Les déterminants environnementaux des pullulations sont relativement bien compris à l’échelle de la région écologique des populations concernés. En milieu semidésertique africain et malgache, les augmentations numériques des populations au début des pullulations sont associées à de fortes pluies, procurant une végétation abondante et un sol humide permettant à des vagues successives de femelles de pondre et diminuant la dessiccation des oeufs et des larves (Davey 1956; Waloff 1962; Dempster 1963; Têtefort et Wintrebert 1966; Roffey et Popov 1968 ; Launois 1974). Dans le delta central du fleuve Niger au Mali, les niveaux d’humidité favorables aux départs de pullulation sont associés au phénomène de décrue des fleuves et des lacs (Farrow 1975).
En revanche, en milieu tropical indonésien et philippin, excessivement humide pour L. migratoria, les évènements de pullulation sont corrélés avec des périodes de sécheresse (COPR 1982 ; Lecoq et Surkino 1999). Enfin, en milieu tempéré chinois, les pullulations sont corrélés avec les épisodes de réchauffement et sécheresse associés à El Niño (Zhang et Li 1999). A une échelle locale, il a été montré que la distribution agrégée des ressources (Despland et al. 2000) et une forte variation du microclimat (Farrow 1975) concentrait les individus, et de ce fait facilitait les départs de pullulations. Il est important de noter que les différences de propension à pulluler corroborent également avec la classification taxonomique actuelle réalisée sur la base de critères morphométriques (Farrow et Colless 1980 ; Fig. 2). Ainsi L. m. migratorioides, L. m. capito, et L. m. manilensis sont des sous-espèces pullulantes, alors que L. m. gallica, L. m. cinerascens, L. m. burmana, les sous-espèces arabes et indiennes, et la forme de « Palavas » sont non pullulantes. Le statut de pullulations des sous-espèces australienne et L. m. migratoria est plus obscur puisque certaines de leurs populations semblent pulluler et d’autres non.

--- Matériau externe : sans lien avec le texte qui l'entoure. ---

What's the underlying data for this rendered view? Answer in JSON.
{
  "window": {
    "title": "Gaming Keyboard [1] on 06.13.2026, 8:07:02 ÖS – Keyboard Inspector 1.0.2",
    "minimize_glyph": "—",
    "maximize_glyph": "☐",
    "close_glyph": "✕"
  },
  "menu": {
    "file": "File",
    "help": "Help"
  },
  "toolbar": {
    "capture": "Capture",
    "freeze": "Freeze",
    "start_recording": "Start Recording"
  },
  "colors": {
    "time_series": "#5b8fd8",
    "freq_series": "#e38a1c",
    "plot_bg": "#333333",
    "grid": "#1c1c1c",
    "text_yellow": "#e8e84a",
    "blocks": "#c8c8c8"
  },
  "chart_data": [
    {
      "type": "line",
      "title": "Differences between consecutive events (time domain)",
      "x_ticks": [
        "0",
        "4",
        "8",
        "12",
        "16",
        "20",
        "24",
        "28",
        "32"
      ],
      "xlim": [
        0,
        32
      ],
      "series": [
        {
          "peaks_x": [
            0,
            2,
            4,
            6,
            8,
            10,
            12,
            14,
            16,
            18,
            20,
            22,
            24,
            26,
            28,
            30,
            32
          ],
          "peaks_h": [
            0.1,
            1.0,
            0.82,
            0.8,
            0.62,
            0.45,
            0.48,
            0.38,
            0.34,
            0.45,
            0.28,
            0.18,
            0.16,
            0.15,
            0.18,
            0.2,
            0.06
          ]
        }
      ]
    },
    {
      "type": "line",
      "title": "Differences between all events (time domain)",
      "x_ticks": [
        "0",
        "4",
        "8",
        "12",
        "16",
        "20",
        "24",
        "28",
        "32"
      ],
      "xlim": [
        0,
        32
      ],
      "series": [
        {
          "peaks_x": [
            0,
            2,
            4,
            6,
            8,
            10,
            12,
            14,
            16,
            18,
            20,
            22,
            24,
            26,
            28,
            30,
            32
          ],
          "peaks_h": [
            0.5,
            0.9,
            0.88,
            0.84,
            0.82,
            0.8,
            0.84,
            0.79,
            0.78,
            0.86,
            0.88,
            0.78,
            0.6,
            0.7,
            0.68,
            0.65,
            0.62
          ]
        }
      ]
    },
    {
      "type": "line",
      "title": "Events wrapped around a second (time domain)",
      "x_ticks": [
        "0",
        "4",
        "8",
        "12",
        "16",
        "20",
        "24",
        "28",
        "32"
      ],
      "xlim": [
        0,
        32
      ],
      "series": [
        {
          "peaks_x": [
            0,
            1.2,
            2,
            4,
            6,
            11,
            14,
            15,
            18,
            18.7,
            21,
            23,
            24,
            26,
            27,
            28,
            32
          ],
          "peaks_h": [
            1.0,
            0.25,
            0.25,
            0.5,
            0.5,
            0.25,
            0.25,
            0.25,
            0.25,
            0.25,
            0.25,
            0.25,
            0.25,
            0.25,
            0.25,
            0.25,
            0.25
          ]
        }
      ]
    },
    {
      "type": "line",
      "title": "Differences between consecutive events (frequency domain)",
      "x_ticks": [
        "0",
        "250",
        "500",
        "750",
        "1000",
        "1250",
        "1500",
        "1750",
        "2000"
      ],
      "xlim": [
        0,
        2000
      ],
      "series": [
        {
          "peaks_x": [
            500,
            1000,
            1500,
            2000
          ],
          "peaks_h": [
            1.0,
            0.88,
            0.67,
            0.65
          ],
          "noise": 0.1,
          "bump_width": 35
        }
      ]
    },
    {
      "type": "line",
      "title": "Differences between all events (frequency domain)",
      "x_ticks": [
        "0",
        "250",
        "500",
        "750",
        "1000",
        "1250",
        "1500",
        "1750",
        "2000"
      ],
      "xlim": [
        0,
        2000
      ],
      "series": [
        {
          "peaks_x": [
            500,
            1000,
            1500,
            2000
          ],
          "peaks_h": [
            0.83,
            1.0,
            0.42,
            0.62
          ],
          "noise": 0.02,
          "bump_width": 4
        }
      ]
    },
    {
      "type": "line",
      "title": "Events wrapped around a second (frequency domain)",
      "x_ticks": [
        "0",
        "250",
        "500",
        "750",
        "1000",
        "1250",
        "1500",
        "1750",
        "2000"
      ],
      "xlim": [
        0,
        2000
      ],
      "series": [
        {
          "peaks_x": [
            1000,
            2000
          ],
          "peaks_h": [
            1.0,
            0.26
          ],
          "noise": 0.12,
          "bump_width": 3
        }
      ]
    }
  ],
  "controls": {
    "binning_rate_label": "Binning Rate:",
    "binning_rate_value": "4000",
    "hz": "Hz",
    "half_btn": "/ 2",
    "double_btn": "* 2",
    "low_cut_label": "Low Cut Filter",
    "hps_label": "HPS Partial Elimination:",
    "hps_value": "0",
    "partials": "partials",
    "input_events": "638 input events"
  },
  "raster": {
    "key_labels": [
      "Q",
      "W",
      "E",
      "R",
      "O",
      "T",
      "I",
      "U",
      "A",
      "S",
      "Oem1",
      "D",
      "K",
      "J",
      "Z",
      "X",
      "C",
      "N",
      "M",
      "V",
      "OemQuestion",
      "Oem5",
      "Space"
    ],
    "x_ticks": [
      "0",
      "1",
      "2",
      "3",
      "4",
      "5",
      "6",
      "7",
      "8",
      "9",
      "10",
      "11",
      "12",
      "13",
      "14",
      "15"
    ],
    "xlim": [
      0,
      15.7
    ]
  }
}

Les phases solitaire et grégaire des périodes de rémission et pullulation
Cette partie expose les clefs du changement phasaire chez les locustes nécessaires à la compréhension du travail de thèse. Elle est cependant non exhaustive ; pour plus de détail, il faut se référer aux revues de Pener (1991), Pener et Yerushalmi (1998), Breuer et al. (2003), et Simpson et al. (2006).
Différences entre les deux phases et leur quantification
Les changements de phase chez les locustes sont particulièrement impressionnants, comme l’illustre la croyance jusqu’en 1921 que les phases solitaire et grégaire de L. migratoria étaient deux espèces différentes, L. danica et L. migratoria (Uvarov 1921).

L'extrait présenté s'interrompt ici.